Influence of Steel Section Configuration on the Seismic Performance of Concrete-Encased Steel Rectangular Bridge Piers

Featured Application: Optimized concrete-encased steel (CES) bridge piers offer a high-ductility, energy-dissipative solution for seismic-resistant bridge design in Canadian conditions. Concrete-encased steel (CES) bridge piers can be considered as a robust alternative to traditional reinforced concrete sections, especially in regions prone to seismic activity. CES piers combine the ductility of steel with the compressive strength of concrete, offering improved energy dissipation and resilience during earthquakes. Given the lack of CES design specifications in the Canadian design code, it is crucial to compile a body of knowledge describing the behavior of the CES bridge pier in order to facilitate the codification of the design guide.

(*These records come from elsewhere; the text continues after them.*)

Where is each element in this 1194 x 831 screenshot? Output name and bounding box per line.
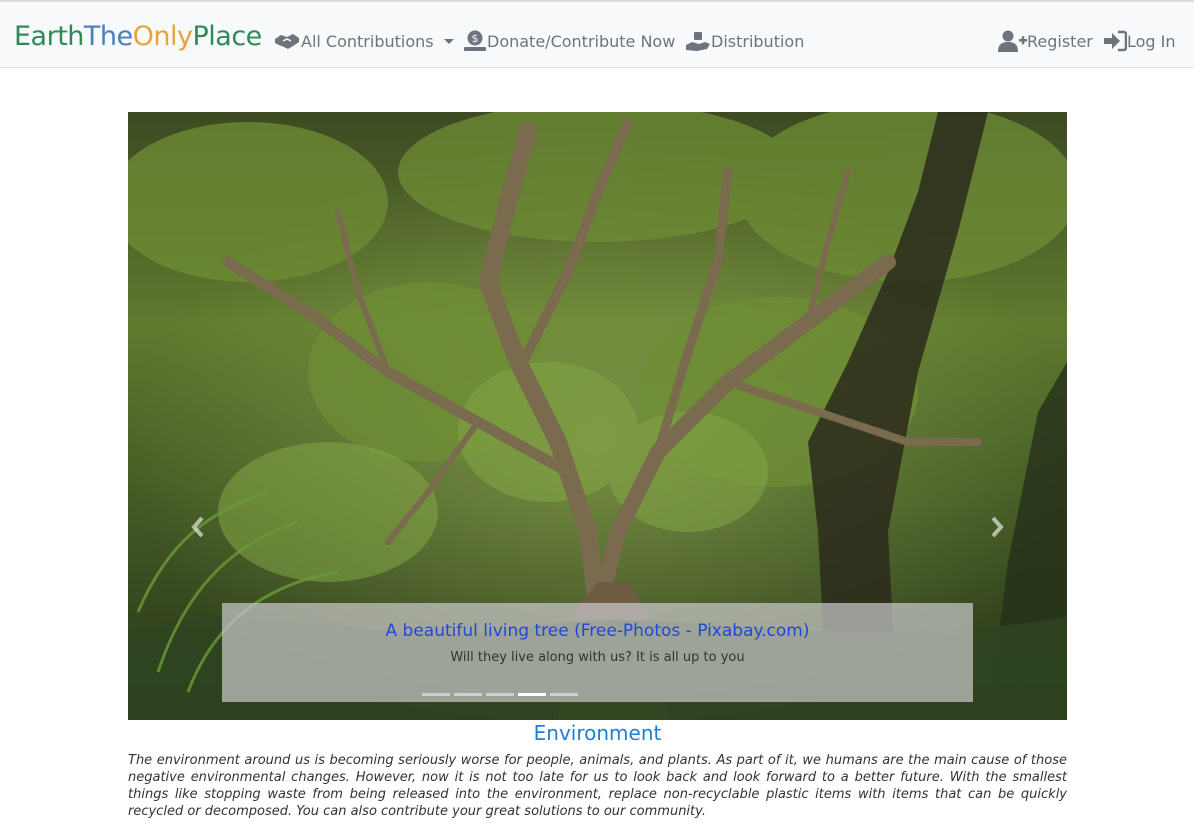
carousel-indicator-5[interactable]: [550, 693, 578, 696]
brand-part-place: Place: [192, 21, 262, 52]
brand-part-the: The: [83, 21, 133, 52]
handshake-icon: [275, 34, 299, 49]
brand-logo[interactable]: EarthTheOnlyPlace: [14, 20, 262, 54]
section-title: Environment: [533, 721, 662, 745]
nav-login-link[interactable]: Log In: [1103, 26, 1176, 56]
sign-in-icon: [1104, 30, 1127, 52]
nav-distribution-label: Distribution: [711, 31, 805, 51]
nav-all-contributions-dropdown[interactable]: All Contributions: [273, 26, 454, 56]
nav-donate-link[interactable]: $ Donate/Contribute Now: [463, 26, 675, 56]
user-plus-icon: [998, 30, 1027, 52]
brand-part-only: Only: [132, 21, 193, 52]
nav-donate-label: Donate/Contribute Now: [487, 31, 676, 51]
nav-all-contributions-label: All Contributions: [301, 31, 434, 51]
brand-part-earth: Earth: [14, 21, 84, 52]
section-body: The environment around us is becoming se…: [128, 753, 1067, 819]
nav-register-label: Register: [1027, 31, 1093, 51]
chevron-down-icon: [443, 38, 454, 44]
donate-hand-icon: $: [464, 30, 486, 51]
top-navbar: EarthTheOnlyPlace All Contributions $ Do…: [0, 0, 1194, 68]
carousel-next-button[interactable]: [987, 512, 1007, 542]
carousel-caption: A beautiful living tree (Free-Photos - P…: [222, 603, 973, 702]
carousel-indicator-4[interactable]: [518, 693, 546, 696]
carousel-prev-button[interactable]: [188, 512, 208, 542]
chevron-left-icon: [191, 516, 204, 538]
hand-holding-icon: [686, 32, 710, 51]
carousel-indicator-2[interactable]: [454, 693, 482, 696]
carousel-indicators: [422, 693, 578, 696]
caption-text: Will they live along with us? It is all …: [450, 650, 745, 665]
image-carousel: A beautiful living tree (Free-Photos - P…: [128, 112, 1067, 720]
nav-login-label: Log In: [1127, 31, 1176, 51]
chevron-right-icon: [991, 516, 1004, 538]
carousel-indicator-1[interactable]: [422, 693, 450, 696]
nav-register-link[interactable]: Register: [998, 26, 1093, 56]
caption-title: A beautiful living tree (Free-Photos - P…: [385, 621, 810, 641]
nav-distribution-link[interactable]: Distribution: [685, 26, 804, 56]
svg-text:$: $: [472, 32, 479, 45]
carousel-indicator-3[interactable]: [486, 693, 514, 696]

This study assesses the seismic performance of CES rectangular bridge piers with a focus on how variations in the steel section configuration affect the pier’s overall behavior under seismic loads. To conduct this assessment, a fiber element model was employed to model CES bridge piers subjected to seismic loading. The thickness and height of the web and the width and the thickness of the flanges of the I-shape steel section were varied to understand their impact on the bridge’s seismic performance. In addition to the I-shape sections, a crossed two-I-shape section was also studied. Spectral analysis, nonlinear pushover analysis and nonlinear time-history analysis was performed on the bridge models in order to better understand the seismic performance of the studied bridge piers. Simulation results indicate that larger flanges increase the pier’s bending moment capacity, allowing it to absorb greater seismic energy and undergo larger deformations without failing. This increases the overall ductility of the pier and enhances its ability to dissipate seismic energy. However, excessively large flanges or web can reduce the concrete cover and reduce the durability of the pier in the context of Canadian extreme-winter conditions. The study concludes that a balance between web thickness and flange width must be achieved to ensure the bridge can resist seismic forces while maintaining sufficient ductility and energy dissipation. Therefore, an optimized design, according to seismic demands, enhances the overall resistance of CES bridge piers.